9. This maternal anguish is the infant’s relation to the not-yet or pre- or semi-objects of food, air, and movement that it needs. The infant experiences the deprivation of the breast, hunger, and other needs that are not satisfied “on time.” As a result, the anguish or fear it feels in connection with these bodily needs or wants are associated with the maternal body and, if we follow Freud and Lacan, eventually with the fear of castration (interpreted narrowly as the fear of losing the penis or broadly as the fear of losing the object—or agent—of satisfaction). Marsha Garrison reinterprets (1978) Little Hans’s phobia as a result of a fear of castration from his mother and not his father. Garrison argues that the case history demonstrates that the horse represents the maternal and not paternal threat. She concludes that ultimately Little Hans’s forbidden desire for the death of his sister prompts his fear of punishment from the horse/mother.
10. For a discussion of the relation between Kristeva and Klein, see Doane and Hodges 1992.

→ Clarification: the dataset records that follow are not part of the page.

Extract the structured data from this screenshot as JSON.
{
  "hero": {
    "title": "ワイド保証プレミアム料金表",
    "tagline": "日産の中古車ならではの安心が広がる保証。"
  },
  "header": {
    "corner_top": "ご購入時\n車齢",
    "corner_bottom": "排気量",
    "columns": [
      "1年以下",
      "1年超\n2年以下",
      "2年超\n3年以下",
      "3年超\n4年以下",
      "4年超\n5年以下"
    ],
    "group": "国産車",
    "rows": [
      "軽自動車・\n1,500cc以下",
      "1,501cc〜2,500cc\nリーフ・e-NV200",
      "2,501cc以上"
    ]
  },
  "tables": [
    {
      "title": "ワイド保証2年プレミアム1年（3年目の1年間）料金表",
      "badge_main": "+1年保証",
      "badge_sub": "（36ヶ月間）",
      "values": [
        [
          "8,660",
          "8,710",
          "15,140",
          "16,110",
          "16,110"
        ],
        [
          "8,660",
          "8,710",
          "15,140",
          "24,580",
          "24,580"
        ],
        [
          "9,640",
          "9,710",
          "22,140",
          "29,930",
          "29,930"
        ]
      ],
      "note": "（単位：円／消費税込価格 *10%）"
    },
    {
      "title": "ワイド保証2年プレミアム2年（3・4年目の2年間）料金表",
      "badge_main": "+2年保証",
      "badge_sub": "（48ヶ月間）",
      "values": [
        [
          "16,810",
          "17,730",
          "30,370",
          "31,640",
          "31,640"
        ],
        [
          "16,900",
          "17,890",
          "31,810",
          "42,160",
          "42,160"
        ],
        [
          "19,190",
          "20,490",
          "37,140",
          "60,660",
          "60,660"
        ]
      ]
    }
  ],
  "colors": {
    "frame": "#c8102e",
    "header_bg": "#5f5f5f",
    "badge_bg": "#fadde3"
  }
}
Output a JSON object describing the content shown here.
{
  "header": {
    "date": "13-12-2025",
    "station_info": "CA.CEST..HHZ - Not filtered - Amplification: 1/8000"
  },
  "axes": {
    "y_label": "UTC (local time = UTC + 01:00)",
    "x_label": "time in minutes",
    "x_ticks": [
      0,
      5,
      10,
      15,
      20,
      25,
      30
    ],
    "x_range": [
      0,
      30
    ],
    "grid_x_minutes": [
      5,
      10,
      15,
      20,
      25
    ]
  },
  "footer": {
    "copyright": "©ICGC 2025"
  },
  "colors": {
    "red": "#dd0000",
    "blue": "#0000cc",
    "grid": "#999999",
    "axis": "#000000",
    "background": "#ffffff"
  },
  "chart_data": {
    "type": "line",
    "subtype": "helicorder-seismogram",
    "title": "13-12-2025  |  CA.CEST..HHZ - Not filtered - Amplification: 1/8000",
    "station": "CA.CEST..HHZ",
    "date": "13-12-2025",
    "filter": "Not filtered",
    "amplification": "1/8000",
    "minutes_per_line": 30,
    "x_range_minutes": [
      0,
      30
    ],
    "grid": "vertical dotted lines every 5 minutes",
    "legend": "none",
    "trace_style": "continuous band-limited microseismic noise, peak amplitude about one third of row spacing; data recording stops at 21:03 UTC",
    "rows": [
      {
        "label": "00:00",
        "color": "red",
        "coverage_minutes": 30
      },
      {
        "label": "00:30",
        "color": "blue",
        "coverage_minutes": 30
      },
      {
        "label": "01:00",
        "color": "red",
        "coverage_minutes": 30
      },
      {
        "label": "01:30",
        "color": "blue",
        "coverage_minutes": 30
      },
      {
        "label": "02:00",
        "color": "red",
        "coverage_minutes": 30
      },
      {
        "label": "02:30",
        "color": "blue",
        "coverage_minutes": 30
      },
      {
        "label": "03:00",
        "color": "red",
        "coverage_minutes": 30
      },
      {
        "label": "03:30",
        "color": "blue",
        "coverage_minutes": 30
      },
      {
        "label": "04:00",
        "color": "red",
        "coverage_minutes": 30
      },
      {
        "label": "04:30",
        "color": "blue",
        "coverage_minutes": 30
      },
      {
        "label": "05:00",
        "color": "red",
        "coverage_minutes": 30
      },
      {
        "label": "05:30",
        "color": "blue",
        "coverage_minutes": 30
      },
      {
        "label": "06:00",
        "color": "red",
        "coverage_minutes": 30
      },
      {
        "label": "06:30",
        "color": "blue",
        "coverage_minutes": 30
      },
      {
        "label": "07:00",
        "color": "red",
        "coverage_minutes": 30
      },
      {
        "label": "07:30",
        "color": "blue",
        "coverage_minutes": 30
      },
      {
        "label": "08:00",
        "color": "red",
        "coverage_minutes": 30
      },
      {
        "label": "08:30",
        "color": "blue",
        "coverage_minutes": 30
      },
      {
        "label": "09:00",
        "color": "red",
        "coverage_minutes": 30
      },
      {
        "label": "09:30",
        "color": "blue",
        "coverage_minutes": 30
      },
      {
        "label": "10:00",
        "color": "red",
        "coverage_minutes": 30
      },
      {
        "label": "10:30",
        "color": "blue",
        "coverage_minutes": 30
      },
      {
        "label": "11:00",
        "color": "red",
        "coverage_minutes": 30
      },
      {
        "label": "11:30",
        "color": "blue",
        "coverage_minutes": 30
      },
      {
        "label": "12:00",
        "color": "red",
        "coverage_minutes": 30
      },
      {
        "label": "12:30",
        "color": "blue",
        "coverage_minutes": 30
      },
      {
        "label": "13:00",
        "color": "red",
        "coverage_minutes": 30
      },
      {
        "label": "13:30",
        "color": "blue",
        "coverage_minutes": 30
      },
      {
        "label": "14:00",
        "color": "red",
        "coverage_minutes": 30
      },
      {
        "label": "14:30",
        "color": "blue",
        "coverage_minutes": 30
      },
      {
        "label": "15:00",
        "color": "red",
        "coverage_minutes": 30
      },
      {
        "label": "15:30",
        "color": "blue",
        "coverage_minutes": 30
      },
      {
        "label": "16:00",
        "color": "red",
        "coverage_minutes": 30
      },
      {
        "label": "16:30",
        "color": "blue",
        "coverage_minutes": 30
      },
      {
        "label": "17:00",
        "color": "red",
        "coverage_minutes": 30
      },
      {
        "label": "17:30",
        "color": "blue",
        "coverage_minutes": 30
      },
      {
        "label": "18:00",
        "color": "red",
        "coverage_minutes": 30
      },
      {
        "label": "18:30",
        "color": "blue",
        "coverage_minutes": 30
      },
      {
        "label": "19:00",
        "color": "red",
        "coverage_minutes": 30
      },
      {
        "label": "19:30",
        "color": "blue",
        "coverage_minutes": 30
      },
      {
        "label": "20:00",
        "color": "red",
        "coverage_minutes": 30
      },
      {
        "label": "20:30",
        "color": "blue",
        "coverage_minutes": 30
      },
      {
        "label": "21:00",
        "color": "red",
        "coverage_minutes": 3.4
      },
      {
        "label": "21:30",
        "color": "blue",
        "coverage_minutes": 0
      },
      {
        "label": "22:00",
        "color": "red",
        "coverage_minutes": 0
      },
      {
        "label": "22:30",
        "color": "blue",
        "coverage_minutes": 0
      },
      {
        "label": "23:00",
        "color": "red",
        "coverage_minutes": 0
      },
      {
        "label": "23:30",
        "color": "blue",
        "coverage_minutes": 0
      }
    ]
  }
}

11. Kristeva challenges some of Lacan’s suggestions that language is always already there. She argues that this position discounts the drives and the primary processes that existed before the secondary processes (2000, 42—43). Her analysis of the unnamable and the presymbolic “symbol” of the phobic animal also imply her divergence from Lacan’s position on Freud’s discussion of totemism in which Lacan insists that the names of the father (and mother, etc.) must exist before the totemic substitution.
12. Even while continually reminding us of the wanting or longing or negativity at the heart of language, Kristeva holds out hope that words can be connected to affects in ways that enable sublimation, love, and joy. She does point out, however, that the fetishism involved in language acquisition may be the only unanalyzable fetishism (1982, 37).
13. Here she follows anthropologist Célestin Bouglé (see Kristeva 1982, 81).
14. For a helpful discussion of Kristeva’s theory of religion and the sacred in relation to Freud’s, see Beardsworth 2004.
15. Sara Beardsworth discusses Kristeva’s analysis of biblical abomination, saying that for Kristeva, “biblical abomination therefore iterates primal repression, carrying it into the very constitution of symbolic Law and, at the same time, revealing that the latter produces abjection, without end” (2004, 135).
16. For discussions of Kristeva’s contributions to psychoanalysis pertaining to the role of the mother and the maternal function, see, e.g., Beardsworth 2004; McAfee 2004; Oliver 1993; Reineke 1997; Weir 1993; Wiseman 1993.
17. For an extended examination of, and engagement with, Kristeva’s notion of creativity, genius, and revolt, see Oliver 2004.